It’s About Oil… for Now

posted Dec 15, 2014, 3:13 PM by Katie Shook
Last week was certainly a sharp drop.  The popular theory is that it’s about oil.  For now, that’s pretty much the case.

Here’s the deal.  Cheap oil, in theory, is a good thing.  So we’d expect this to be good for the stock market.  However, system shocks are not a good thing.  And oil fell fast — like really fast — the downdraft caught a lot of stocks in the wake.  Some of what we saw was probably panic selling.  However, things have been destabilized somewhat.
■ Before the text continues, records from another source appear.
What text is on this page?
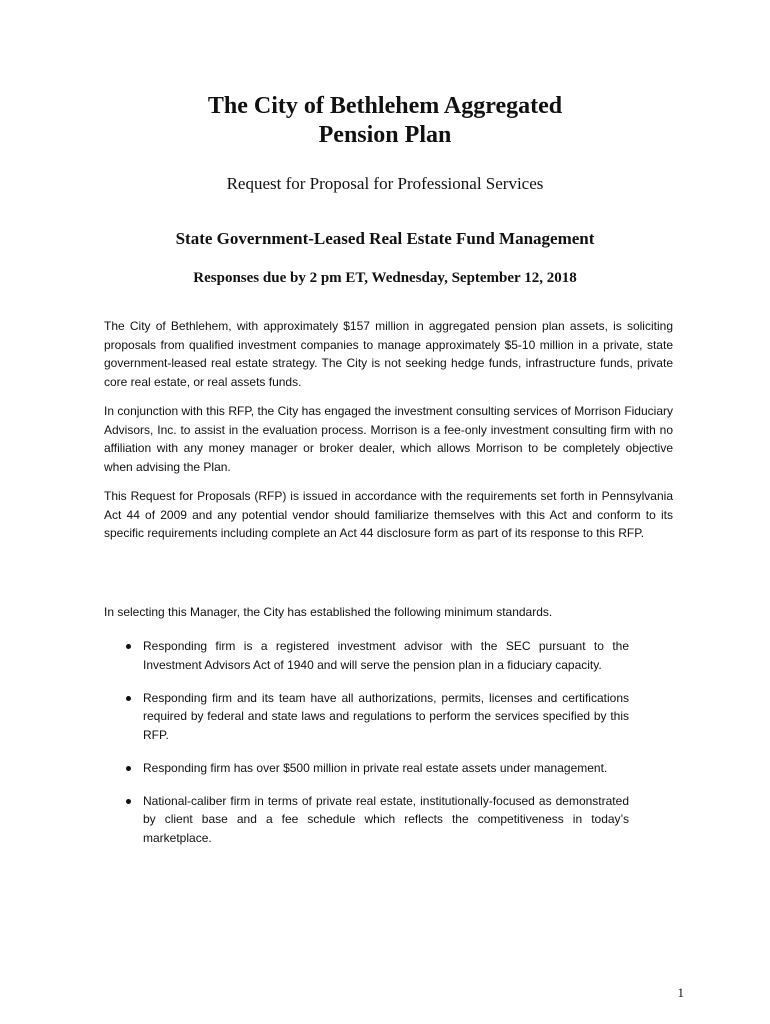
The City of Bethlehem Aggregated
Pension Plan
Request for Proposal for Professional Services
State Government-Leased Real Estate Fund Management
Responses due by 2 pm ET, Wednesday, September 12, 2018

The City of Bethlehem, with approximately $157 million in aggregated pension plan assets, is soliciting proposals from qualified investment companies to manage approximately $5-10 million in a private, state government-leased real estate strategy. The City is not seeking hedge funds, infrastructure funds, private core real estate, or real assets funds.

In conjunction with this RFP, the City has engaged the investment consulting services of Morrison Fiduciary Advisors, Inc. to assist in the evaluation process. Morrison is a fee-only investment consulting firm with no affiliation with any money manager or broker dealer, which allows Morrison to be completely objective when advising the Plan.

This Request for Proposals (RFP) is issued in accordance with the requirements set forth in Pennsylvania Act 44 of 2009 and any potential vendor should familiarize themselves with this Act and conform to its specific requirements including complete an Act 44 disclosure form as part of its response to this RFP.

In selecting this Manager, the City has established the following minimum standards.

Responding firm is a registered investment advisor with the SEC pursuant to the Investment Advisors Act of 1940 and will serve the pension plan in a fiduciary capacity.
Responding firm and its team have all authorizations, permits, licenses and certifications required by federal and state laws and regulations to perform the services specified by this RFP.
Responding firm has over $500 million in private real estate assets under management.
National-caliber firm in terms of private real estate, institutionally-focused as demonstrated by client base and a fee schedule which reflects the competitiveness in today’s marketplace.
1
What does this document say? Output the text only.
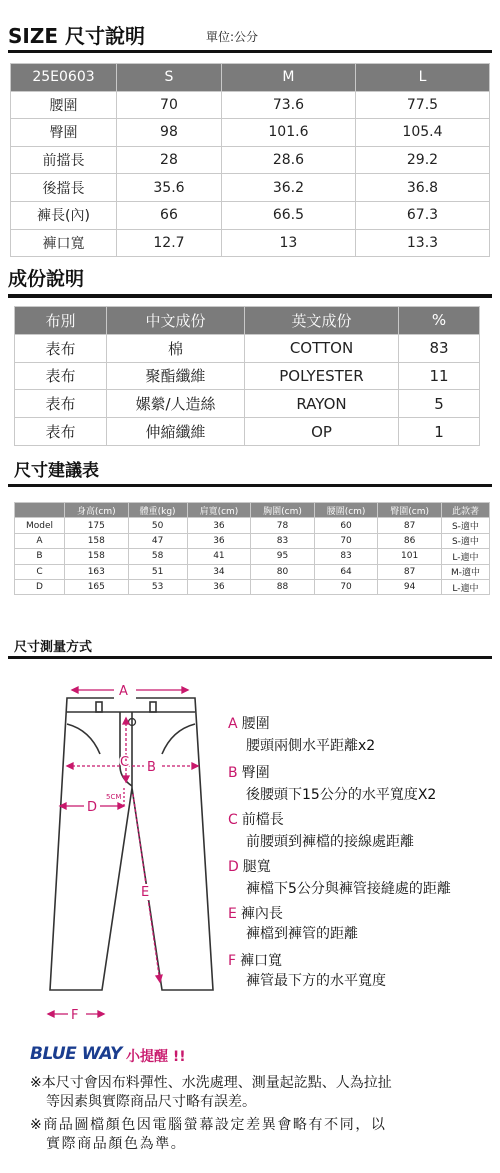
SIZE 尺寸說明	單位:公分
25E0603	S	M	L
腰圍	70	73.6	77.5
臀圍	98	101.6	105.4
前擋長	28	28.6	29.2
後擋長	35.6	36.2	36.8
褲長(內)	66	66.5	67.3
褲口寬	12.7	13	13.3
成份說明
布別	中文成份	英文成份	%
表布	棉	COTTON	83
表布	聚酯纖維	POLYESTER	11
表布	嫘縈/人造絲	RAYON	5
表布	伸縮纖維	OP	1
尺寸建議表
	身高(cm)	體重(kg)	肩寬(cm)	胸圍(cm)	腰圍(cm)	臀圍(cm)	此款著
Model	175	50	36	78	60	87	S-適中
A	158	47	36	83	70	86	S-適中
B	158	58	41	95	83	101	L-適中
C	163	51	34	80	64	87	M-適中
D	165	53	36	88	70	94	L-適中
尺寸測量方式
A
B
C
D
5CM
E
F
A 腰圍
腰頭兩側水平距離x2
B 臀圍
後腰頭下15公分的水平寬度X2
C 前檔長
前腰頭到褲檔的接線處距離
D 腿寬
褲檔下5公分與褲管接縫處的距離
E 褲內長
褲檔到褲管的距離
F 褲口寬
褲管最下方的水平寬度
BLUE WAY 小提醒 !!
※本尺寸會因布料彈性、水洗處理、測量起訖點、人為拉扯
等因素與實際商品尺寸略有誤差。
※商品圖檔顏色因電腦螢幕設定差異會略有不同，以
實際商品顏色為準。
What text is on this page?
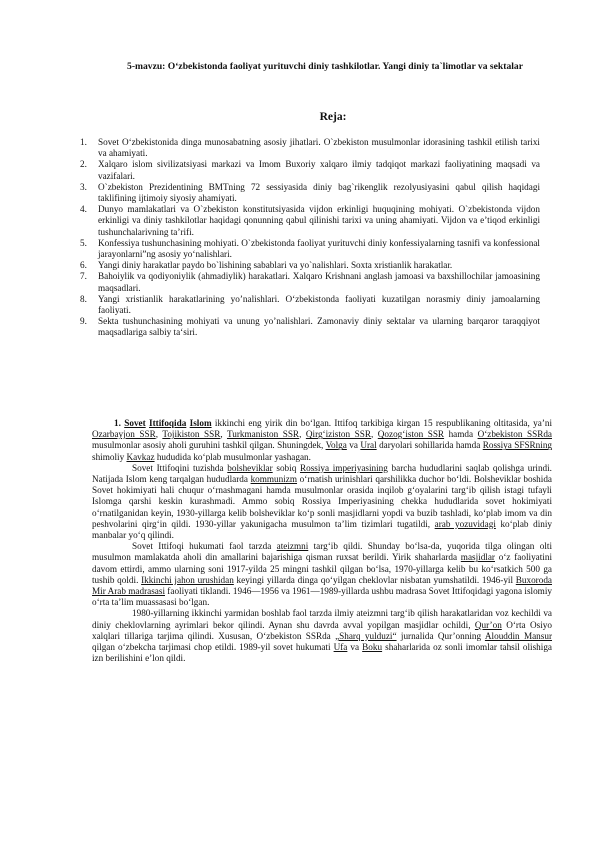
5-mavzu: O‘zbekistonda faoliyat yurituvchi diniy tashkilotlar. Yangi diniy ta`limotlar va sektalar
Reja:
1. Sovet O‘zbekistonida dinga munosabatning asosiy jihatlari. O`zbekiston musulmonlar idorasining tashkil etilish tarixi va ahamiyati.
2. Xalqaro islom sivilizatsiyasi markazi va Imom Buxoriy xalqaro ilmiy tadqiqot markazi faoliyatining maqsadi va vazifalari.
3. O`zbekiston Prezidentining BMTning 72 sessiyasida diniy bag`rikenglik rezolyusiyasini qabul qilish haqidagi taklifining ijtimoiy siyosiy ahamiyati.
4. Dunyo mamlakatlari va O`zbekiston konstitutsiyasida vijdon erkinligi huquqining mohiyati. O`zbekistonda vijdon erkinligi va diniy tashkilotlar haqidagi qonunning qabul qilinishi tarixi va uning ahamiyati. Vijdon va e’tiqod erkinligi tushunchalarivning ta’rifi.
5. Konfessiya tushunchasining mohiyati. O`zbekistonda faoliyat yurituvchi diniy konfessiyalarning tasnifi va konfessional jarayonlarni”ng asosiy yo‘nalishlari.
6. Yangi diniy harakatlar paydo bo`lishining sabablari va yo`nalishlari. Soxta xristianlik harakatlar.
7. Bahoiylik va qodiyoniylik (ahmadiylik) harakatlari. Xalqaro Krishnani anglash jamoasi va baxshillochilar jamoasining maqsadlari.
8. Yangi xristianlik harakatlarining yo’nalishlari. O‘zbekistonda faoliyati kuzatilgan norasmiy diniy jamoalarning faoliyati.
9. Sekta tushunchasining mohiyati va unung yo’nalishlari. Zamonaviy diniy sektalar va ularning barqaror taraqqiyot maqsadlariga salbiy ta‘siri.

1. Sovet Ittifoqida Islom ikkinchi eng yirik din bo‘lgan. Ittifoq tarkibiga kirgan 15 respublikaning oltitasida, ya’ni Ozarbayjon SSR, Tojikiston SSR, Turkmaniston SSR, Qirg‘iziston SSR, Qozog‘iston SSR hamda O‘zbekiston SSRda musulmonlar asosiy aholi guruhini tashkil qilgan. Shuningdek, Volga va Ural daryolari sohillarida hamda Rossiya SFSRning shimoliy Kavkaz hududida ko‘plab musulmonlar yashagan.

Sovet Ittifoqini tuzishda bolsheviklar sobiq Rossiya imperiyasining barcha hududlarini saqlab qolishga urindi. Natijada Islom keng tarqalgan hududlarda kommunizm o‘rnatish urinishlari qarshilikka duchor bo‘ldi. Bolsheviklar boshida Sovet hokimiyati hali chuqur o‘rnashmagani hamda musulmonlar orasida inqilob g‘oyalarini targ‘ib qilish istagi tufayli Islomga qarshi keskin kurashmadi. Ammo sobiq Rossiya Imperiyasining chekka hududlarida sovet hokimiyati o‘rnatilganidan keyin, 1930-yillarga kelib bolsheviklar ko‘p sonli masjidlarni yopdi va buzib tashladi, ko‘plab imom va din peshvolarini qirg‘in qildi. 1930-yillar yakunigacha musulmon ta’lim tizimlari tugatildi, arab yozuvidagi ko‘plab diniy manbalar yo‘q qilindi.

Sovet Ittifoqi hukumati faol tarzda ateizmni targ‘ib qildi. Shunday bo‘lsa-da, yuqorida tilga olingan olti musulmon mamlakatda aholi din amallarini bajarishiga qisman ruxsat berildi. Yirik shaharlarda masjidlar o‘z faoliyatini davom ettirdi, ammo ularning soni 1917-yilda 25 mingni tashkil qilgan bo‘lsa, 1970-yillarga kelib bu ko‘rsatkich 500 ga tushib qoldi. Ikkinchi jahon urushidan keyingi yillarda dinga qo‘yilgan cheklovlar nisbatan yumshatildi. 1946-yil Buxoroda Mir Arab madrasasi faoliyati tiklandi. 1946—1956 va 1961—1989-yillarda ushbu madrasa Sovet Ittifoqidagi yagona islomiy o‘rta ta’lim muassasasi bo‘lgan.

1980-yillarning ikkinchi yarmidan boshlab faol tarzda ilmiy ateizmni targ‘ib qilish harakatlaridan voz kechildi va diniy cheklovlarning ayrimlari bekor qilindi. Aynan shu davrda avval yopilgan masjidlar ochildi, Qur’on O‘rta Osiyo xalqlari tillariga tarjima qilindi. Xususan, O‘zbekiston SSRda „Sharq yulduzi“ jurnalida Qur’onning Alouddin Mansur qilgan o‘zbekcha tarjimasi chop etildi. 1989-yil sovet hukumati Ufa va Boku shaharlarida oz sonli imomlar tahsil olishiga izn berilishini e’lon qildi.
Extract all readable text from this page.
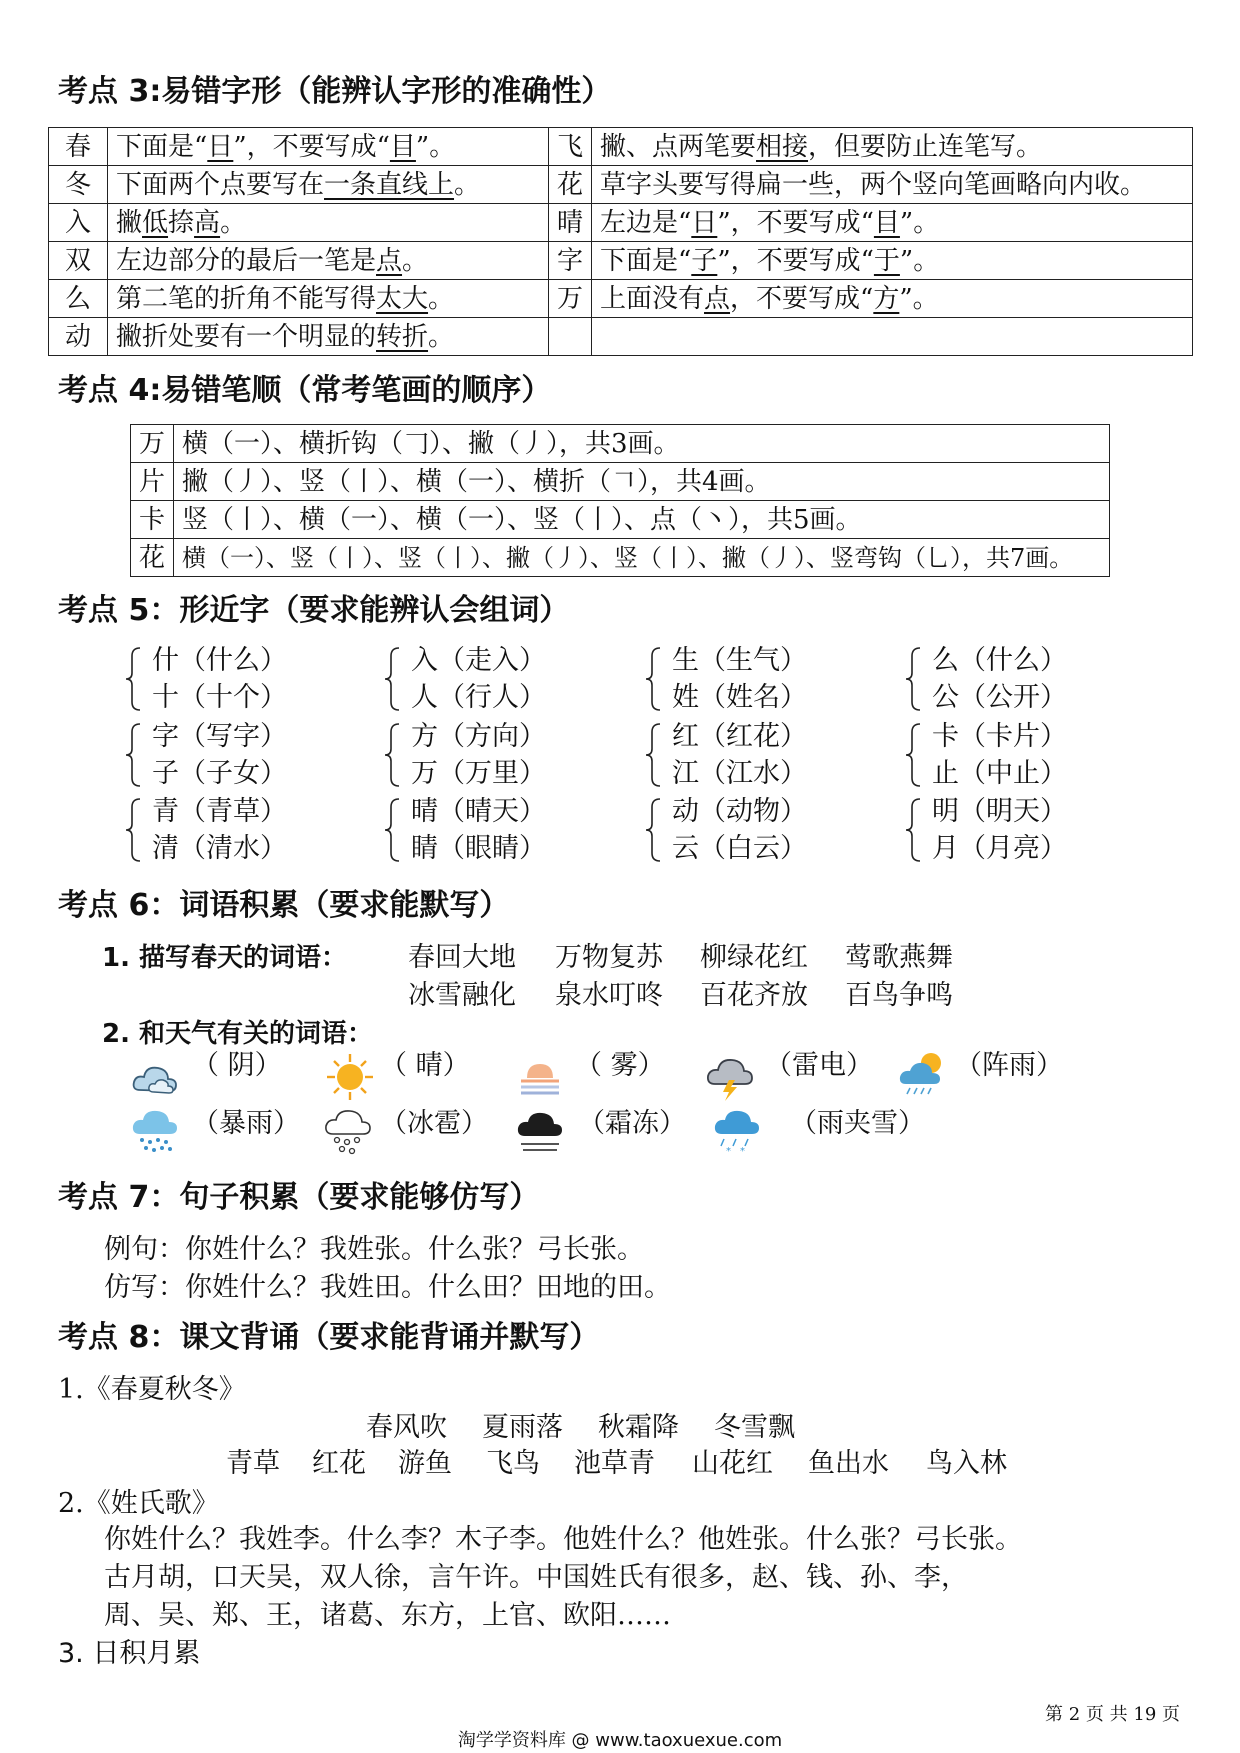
考点 3:易错字形（能辨认字形的准确性）
春	下面是“日”，不要写成“目”。	飞	撇、点两笔要相接，但要防止连笔写。
冬	下面两个点要写在一条直线上。	花	草字头要写得扁一些，两个竖向笔画略向内收。
入	撇低捺高。	晴	左边是“日”，不要写成“目”。
双	左边部分的最后一笔是点。	字	下面是“子”，不要写成“于”。
么	第二笔的折角不能写得太大。	万	上面没有点，不要写成“方”。
动	撇折处要有一个明显的转折。		
考点 4:易错笔顺（常考笔画的顺序）
万	横（一）、横折钩（𠃌）、撇（丿），共3画。
片	撇（丿）、竖（丨）、横（一）、横折（𠃍），共4画。
卡	竖（丨）、横（一）、横（一）、竖（丨）、点（丶），共5画。
花	横（一）、竖（丨）、竖（丨）、撇（丿）、竖（丨）、撇（丿）、竖弯钩（乚），共7画。
考点 5：形近字（要求能辨认会组词）
什（什么）
十（十个）
入（走入）
人（行人）
生（生气）
姓（姓名）
么（什么）
公（公开）
字（写字）
子（子女）
方（方向）
万（万里）
红（红花）
江（江水）
卡（卡片）
止（中止）
青（青草）
清（清水）
晴（晴天）
睛（眼睛）
动（动物）
云（白云）
明（明天）
月（月亮）
考点 6：词语积累（要求能默写）
1. 描写春天的词语： 春回大地 万物复苏 柳绿花红 莺歌燕舞
冰雪融化 泉水叮咚 百花齐放 百鸟争鸣
2. 和天气有关的词语：
（ 阴）	（ 晴）	（ 雾）	（雷电）	（阵雨）
（暴雨）	（冰雹）	（霜冻）
* *
（雨夹雪）
考点 7：句子积累（要求能够仿写）
例句：你姓什么？我姓张。什么张？弓长张。
仿写：你姓什么？我姓田。什么田？田地的田。
考点 8：课文背诵（要求能背诵并默写）
1.《春夏秋冬》
春风吹 夏雨落 秋霜降 冬雪飘
青草 红花 游鱼 飞鸟 池草青 山花红 鱼出水 鸟入林
2.《姓氏歌》
你姓什么？我姓李。什么李？木子李。他姓什么？他姓张。什么张？弓长张。
古月胡，口天吴，双人徐，言午许。中国姓氏有很多，赵、钱、孙、李，
周、吴、郑、王，诸葛、东方，上官、欧阳……
3. 日积月累
第 2 页 共 19 页
淘学学资料库 @ www.taoxuexue.com
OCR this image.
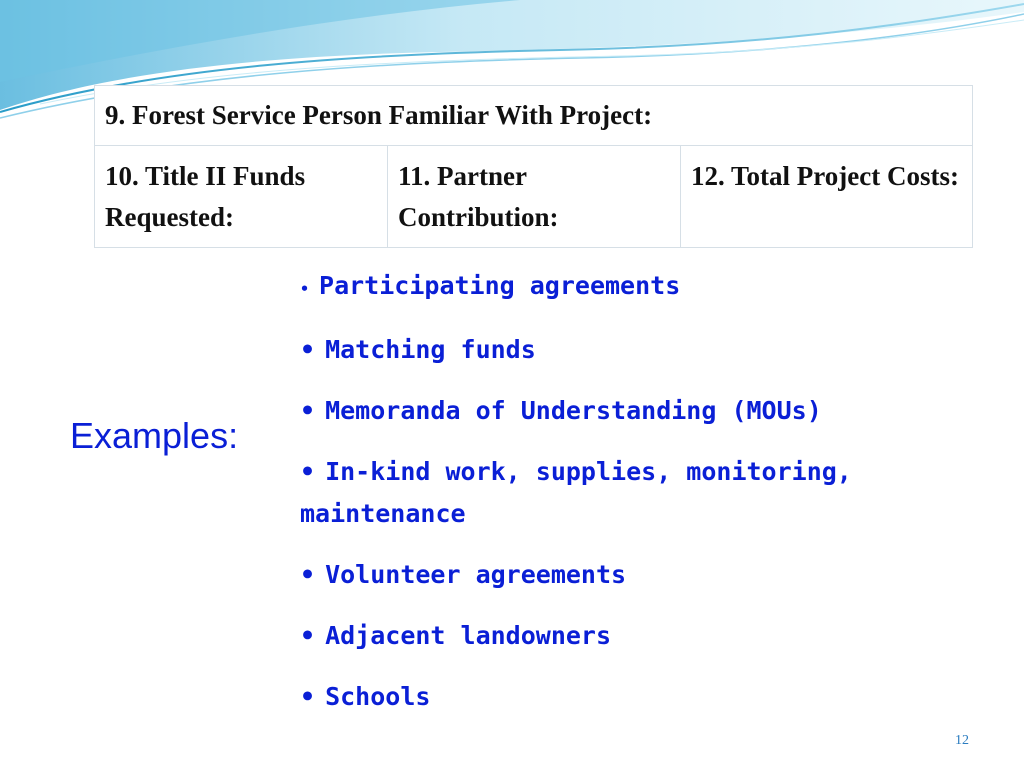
9. Forest Service Person Familiar With Project:
10. Title II Funds Requested:	11. Partner Contribution:	12. Total Project Costs:
Examples:
• Participating agreements
• Matching funds
• Memoranda of Understanding (MOUs)
• In-kind work, supplies, monitoring, maintenance
• Volunteer agreements
• Adjacent landowners
• Schools
12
I received a number of calls about this asking what I thought would happen.  Technically speaking, we’re already at a key level.  2000 on the SPX is a psychological level for this market, but the technical support is down as far as 1946 or so (the 200-dma).  We already camped on the 50/100-dma’s.  It’s possible we’ll see low 1980′s while the market sorts this out.  That’s about half way between the 100 and 200-dma’s.

Over the weekend futures recovered somewhat.  Still, there’s been plenty of volatility.  I expect the bias will be to the up-side this week given how rapidly the markets fell.  The general thesis that the US is still the market of choice right now remains intact.  We’re just dealing with a system shock and spike in uncertainty.

The speed the market declined last week — typically — would be a sign that things were unraveling.  Given how this market has behaved for the past couple of years though — the fact that central banks continue to manipulate currencies — and the fact that lower oil prices, after initial pain, are a good thing — it won’t surprise me if this is a buying opportunity for stocks (especially those not directly associated with oil production or distribution).  It also will not surprise me if volatility this week — which is realistically the last trading week of the year — will be pretty high.

Hang in there.  And remember:  one day (or week) does not a market make!